Züleyha amacına ulaşmak için türlü yollara baş vurdu ve Hz. Yusuf’un yolunda pusular kurdu. Züleyha Hz. Yusuf’a yalvararak onu elde etmeye çalıştı, ama fayda etmedi. En son Züleyha’nın aklına gelen yol, onu tenha bir yere çekmek ve böylece tuzağa düşürmek ve onu tahrik etmek için her türlü imkanı sağlamak oldu.

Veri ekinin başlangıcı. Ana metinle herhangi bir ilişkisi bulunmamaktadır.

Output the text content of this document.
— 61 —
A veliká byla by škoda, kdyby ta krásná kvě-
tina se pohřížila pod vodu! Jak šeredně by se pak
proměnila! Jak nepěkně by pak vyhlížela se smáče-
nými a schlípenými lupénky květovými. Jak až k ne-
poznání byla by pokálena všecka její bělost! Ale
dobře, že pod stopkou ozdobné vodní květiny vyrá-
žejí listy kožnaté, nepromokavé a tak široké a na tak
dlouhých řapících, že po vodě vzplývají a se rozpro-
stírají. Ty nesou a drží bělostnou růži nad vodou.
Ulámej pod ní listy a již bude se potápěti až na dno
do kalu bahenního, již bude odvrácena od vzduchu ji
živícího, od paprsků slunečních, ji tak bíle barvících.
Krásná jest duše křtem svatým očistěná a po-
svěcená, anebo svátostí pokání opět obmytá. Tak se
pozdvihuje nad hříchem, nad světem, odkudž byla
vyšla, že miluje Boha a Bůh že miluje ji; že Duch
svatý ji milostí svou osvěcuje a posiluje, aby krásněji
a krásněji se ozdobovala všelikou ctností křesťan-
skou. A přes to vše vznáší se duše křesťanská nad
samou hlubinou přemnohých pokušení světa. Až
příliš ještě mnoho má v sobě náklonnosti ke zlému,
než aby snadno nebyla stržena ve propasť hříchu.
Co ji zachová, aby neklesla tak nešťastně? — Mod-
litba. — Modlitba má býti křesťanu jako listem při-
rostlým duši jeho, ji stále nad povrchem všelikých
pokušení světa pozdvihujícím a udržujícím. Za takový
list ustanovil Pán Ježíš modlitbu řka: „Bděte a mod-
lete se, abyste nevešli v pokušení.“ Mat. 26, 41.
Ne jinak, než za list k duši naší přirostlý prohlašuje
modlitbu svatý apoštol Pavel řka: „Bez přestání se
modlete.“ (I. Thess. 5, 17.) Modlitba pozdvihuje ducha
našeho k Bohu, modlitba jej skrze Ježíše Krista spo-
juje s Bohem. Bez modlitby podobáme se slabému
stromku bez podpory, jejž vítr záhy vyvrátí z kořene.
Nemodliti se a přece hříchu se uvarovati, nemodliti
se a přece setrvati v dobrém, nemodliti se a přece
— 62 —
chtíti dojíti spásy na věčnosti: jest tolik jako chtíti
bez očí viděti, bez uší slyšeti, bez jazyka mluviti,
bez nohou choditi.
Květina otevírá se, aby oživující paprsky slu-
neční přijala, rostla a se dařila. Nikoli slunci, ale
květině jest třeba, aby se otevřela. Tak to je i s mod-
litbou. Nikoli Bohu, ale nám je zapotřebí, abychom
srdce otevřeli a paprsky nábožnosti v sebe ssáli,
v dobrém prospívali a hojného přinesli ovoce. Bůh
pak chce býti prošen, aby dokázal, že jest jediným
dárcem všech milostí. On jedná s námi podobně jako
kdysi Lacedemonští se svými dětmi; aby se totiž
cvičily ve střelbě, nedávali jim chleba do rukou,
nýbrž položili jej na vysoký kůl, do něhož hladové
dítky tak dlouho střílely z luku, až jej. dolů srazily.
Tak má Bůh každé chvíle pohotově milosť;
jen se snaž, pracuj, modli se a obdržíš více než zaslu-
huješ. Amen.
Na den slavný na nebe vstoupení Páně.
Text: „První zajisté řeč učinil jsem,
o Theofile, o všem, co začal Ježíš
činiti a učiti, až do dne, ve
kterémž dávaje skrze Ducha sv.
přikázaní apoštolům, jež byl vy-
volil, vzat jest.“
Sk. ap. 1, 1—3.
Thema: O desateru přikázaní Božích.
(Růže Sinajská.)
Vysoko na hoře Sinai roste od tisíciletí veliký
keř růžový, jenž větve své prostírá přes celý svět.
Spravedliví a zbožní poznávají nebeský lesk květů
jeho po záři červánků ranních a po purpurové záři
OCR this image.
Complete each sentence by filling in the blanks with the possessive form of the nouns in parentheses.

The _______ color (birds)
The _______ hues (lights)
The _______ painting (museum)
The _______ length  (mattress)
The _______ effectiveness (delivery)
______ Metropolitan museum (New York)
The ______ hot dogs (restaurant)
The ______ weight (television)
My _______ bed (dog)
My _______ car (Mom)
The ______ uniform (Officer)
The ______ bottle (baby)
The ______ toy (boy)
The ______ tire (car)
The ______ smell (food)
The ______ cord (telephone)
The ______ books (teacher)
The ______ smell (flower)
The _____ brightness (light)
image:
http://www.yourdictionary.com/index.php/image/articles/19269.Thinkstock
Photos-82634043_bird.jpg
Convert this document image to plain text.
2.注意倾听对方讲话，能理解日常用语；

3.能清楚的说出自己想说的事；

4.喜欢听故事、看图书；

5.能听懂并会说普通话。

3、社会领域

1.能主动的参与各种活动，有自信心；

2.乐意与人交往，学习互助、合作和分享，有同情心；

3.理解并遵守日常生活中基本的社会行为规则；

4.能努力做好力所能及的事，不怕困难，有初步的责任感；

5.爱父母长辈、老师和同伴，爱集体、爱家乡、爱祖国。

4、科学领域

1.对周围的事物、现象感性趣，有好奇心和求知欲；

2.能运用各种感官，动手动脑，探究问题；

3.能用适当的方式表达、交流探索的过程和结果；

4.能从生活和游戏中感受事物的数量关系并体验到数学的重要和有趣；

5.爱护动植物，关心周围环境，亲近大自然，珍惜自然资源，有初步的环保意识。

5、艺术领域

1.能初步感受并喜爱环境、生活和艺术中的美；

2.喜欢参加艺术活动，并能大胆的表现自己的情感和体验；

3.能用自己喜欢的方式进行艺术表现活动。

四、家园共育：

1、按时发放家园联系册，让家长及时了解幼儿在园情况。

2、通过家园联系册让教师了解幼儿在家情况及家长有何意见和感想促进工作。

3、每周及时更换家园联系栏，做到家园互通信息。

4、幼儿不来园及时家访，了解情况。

Züleyha bunun için en güzel kıyafetini seçti, en güzel şekilde bezendi ve ortamı öyle bir şekilde hazırladı ki Hz. Yusuf onun cazibesi ve güzelliği karşısında teslim olsun. Züleyha bulunduğu yerin tüm kapılarını kilitledi ve Hz. Yusuf’a teslim olmak istediğini söyledi. O sırada Hz. Yusuf günah işlemesi ve doğru yoldan sapması için her türlü şartların hazırlandığını ve başka seçeneği kalmadığını fark etti, ancak Züleyha’ya şöyle karşılık verdi: Ben ancak Allah’a sığınırım. Ve böylece Hz. Yusuf, kesin bir tavırlı Züleyha’nın gayri meşru talebini reddetti ve ona asla teslim olmayacağını söyledi.
Hz. Yusuf aynı zamanda bu tür şartlarda şeytanın vesveselerinden tek kurtuluş yolu, Allah’a sığınmak olduğunu öğretti. Yüce Allah öyküyü şöyle anlatıyor: Evinde bulunduğu kadın, onun nefsinden murat almak istedi, kapıları iyice kapattı ve "Haydi gel!" dedi. O da" (Hâşâ), Allah'a sığınırım! Zira kocanız benim velinimetimdir, bana güzel davrandı. Gerçek şu ki, zalimler iflah olmaz!" dedi. Burada Hz. Yusuf ve Mısır Azizi’nin eşi Züleyha’nın macerası en hassas merhalesine geliyor ve Kur'an'ı Kerim bu merhaleyi çok güzel ve anlamlı tabirlerle şöyle beyan ediyor: Andolsun ki, kadın ona meyletti.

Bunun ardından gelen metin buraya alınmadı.